The supermarket is to open 15 UK Netto shops in the north of England by the end of next year in a joint venture with its Danish owner Dansk Supermarked.
Netto pulled out of the UK in 2010 when Asda bought the chain in a £778 million deal which enabled it to open smaller Asda stores.
Sainsbury’s has been challenged to find a response to the growth of Aldi and Lidl as it and rivals Tesco, Asda and Morrisons have also been squeezed by their growth.
Sainsbury’s and Netto’s initial investment in the joint venture will be £12.5 million, and given start-up costs, each partner expects to incur a post-tax loss in the region of £5-10 million up to March 31 2015.

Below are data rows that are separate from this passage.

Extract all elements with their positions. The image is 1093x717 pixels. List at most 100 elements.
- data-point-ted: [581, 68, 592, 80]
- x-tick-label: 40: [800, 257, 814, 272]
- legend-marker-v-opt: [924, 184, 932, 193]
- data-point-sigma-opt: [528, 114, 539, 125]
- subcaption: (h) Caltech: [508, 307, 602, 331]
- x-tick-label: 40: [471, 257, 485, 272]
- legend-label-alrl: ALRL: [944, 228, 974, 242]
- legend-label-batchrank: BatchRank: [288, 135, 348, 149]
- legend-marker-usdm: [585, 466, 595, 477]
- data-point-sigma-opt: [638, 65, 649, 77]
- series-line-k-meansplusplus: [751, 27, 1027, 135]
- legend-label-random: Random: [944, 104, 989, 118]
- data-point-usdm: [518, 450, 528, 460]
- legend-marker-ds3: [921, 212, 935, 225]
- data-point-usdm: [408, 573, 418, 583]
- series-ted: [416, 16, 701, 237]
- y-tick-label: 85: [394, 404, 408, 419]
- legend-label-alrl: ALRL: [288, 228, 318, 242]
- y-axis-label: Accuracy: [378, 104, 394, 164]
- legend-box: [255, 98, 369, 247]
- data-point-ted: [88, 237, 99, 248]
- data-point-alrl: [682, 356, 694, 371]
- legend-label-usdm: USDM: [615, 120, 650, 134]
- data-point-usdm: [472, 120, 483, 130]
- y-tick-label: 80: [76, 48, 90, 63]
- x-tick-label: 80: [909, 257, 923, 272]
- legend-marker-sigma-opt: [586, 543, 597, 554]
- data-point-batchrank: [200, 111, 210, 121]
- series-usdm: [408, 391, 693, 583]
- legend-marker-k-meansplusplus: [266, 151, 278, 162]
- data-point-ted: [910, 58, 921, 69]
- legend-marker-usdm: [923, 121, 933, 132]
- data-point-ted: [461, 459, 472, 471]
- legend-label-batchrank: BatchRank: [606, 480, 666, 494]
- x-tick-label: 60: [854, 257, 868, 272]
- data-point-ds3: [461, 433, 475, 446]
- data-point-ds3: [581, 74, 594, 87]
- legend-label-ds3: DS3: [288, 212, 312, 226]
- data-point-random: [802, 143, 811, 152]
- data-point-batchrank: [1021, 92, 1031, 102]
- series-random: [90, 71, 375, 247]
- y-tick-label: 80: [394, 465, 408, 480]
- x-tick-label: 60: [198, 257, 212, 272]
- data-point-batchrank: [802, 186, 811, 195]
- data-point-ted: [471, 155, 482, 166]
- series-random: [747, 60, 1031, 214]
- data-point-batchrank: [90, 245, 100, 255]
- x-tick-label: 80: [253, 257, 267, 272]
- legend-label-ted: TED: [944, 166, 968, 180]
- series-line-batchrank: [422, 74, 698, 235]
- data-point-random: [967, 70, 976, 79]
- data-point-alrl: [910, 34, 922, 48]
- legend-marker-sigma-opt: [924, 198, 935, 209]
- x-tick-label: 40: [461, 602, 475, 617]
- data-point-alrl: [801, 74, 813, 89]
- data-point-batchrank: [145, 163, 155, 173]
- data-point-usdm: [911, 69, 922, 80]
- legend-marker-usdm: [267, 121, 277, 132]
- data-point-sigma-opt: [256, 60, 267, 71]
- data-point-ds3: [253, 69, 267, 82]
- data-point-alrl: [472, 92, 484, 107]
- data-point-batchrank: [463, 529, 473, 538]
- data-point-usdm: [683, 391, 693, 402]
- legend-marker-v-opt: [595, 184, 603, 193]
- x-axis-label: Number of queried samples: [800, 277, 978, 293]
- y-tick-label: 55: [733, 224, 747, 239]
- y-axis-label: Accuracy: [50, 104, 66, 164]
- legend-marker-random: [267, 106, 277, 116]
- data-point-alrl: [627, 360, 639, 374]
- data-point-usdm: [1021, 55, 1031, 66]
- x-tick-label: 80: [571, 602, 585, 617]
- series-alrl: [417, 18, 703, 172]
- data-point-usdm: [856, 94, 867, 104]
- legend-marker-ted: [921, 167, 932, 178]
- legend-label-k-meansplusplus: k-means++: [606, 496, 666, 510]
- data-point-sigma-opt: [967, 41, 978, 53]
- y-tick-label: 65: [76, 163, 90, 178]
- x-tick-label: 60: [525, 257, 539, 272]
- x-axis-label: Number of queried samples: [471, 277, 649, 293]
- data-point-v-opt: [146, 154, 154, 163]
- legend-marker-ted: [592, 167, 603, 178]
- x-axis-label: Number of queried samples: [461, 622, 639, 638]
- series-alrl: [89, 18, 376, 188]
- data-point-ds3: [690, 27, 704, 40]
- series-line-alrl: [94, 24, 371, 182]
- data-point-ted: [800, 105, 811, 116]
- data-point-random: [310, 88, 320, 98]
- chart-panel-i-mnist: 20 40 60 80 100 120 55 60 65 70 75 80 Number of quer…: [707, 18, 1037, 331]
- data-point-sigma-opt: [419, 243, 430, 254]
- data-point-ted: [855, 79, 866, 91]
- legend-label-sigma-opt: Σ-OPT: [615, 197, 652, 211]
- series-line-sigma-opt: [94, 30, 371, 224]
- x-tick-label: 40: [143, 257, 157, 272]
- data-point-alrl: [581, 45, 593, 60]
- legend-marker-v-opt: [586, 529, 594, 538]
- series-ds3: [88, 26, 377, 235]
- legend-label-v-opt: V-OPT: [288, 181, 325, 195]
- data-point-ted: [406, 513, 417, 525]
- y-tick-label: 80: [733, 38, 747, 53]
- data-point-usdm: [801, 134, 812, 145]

Sainsbury’s incoming boss Mike Coupe said: "We are very excited about helping to bring the new Netto to British shoppers.
"This joint venture provides a great opportunity for us to gain exposure to the high growth discount market for the first time in partnership with Dansk Supermarked, whose expertise and values are a strong complement to our own.
"If successful, this trial has the potential to open up a new long term growth opportunity for us complementing our fast expanding convenience, online and non-food businesses, as well as our existing supermarket estate."
The store will offer short-term “when it’s gone it’s gone” deals to shoppers in a similar manner to Aldi and Lidl. The stores will sell Netto's products but use Sainsbury's supply chain.
Netto chief Per Bank, who joined the Danish supermarket from Tesco in 2012, said: "It's great to be bringing a new twist to the rapidly-growing UK discount sector. We'll offer market-leading value to customers with the freshness and innovation that customers rightly associate with Denmark.”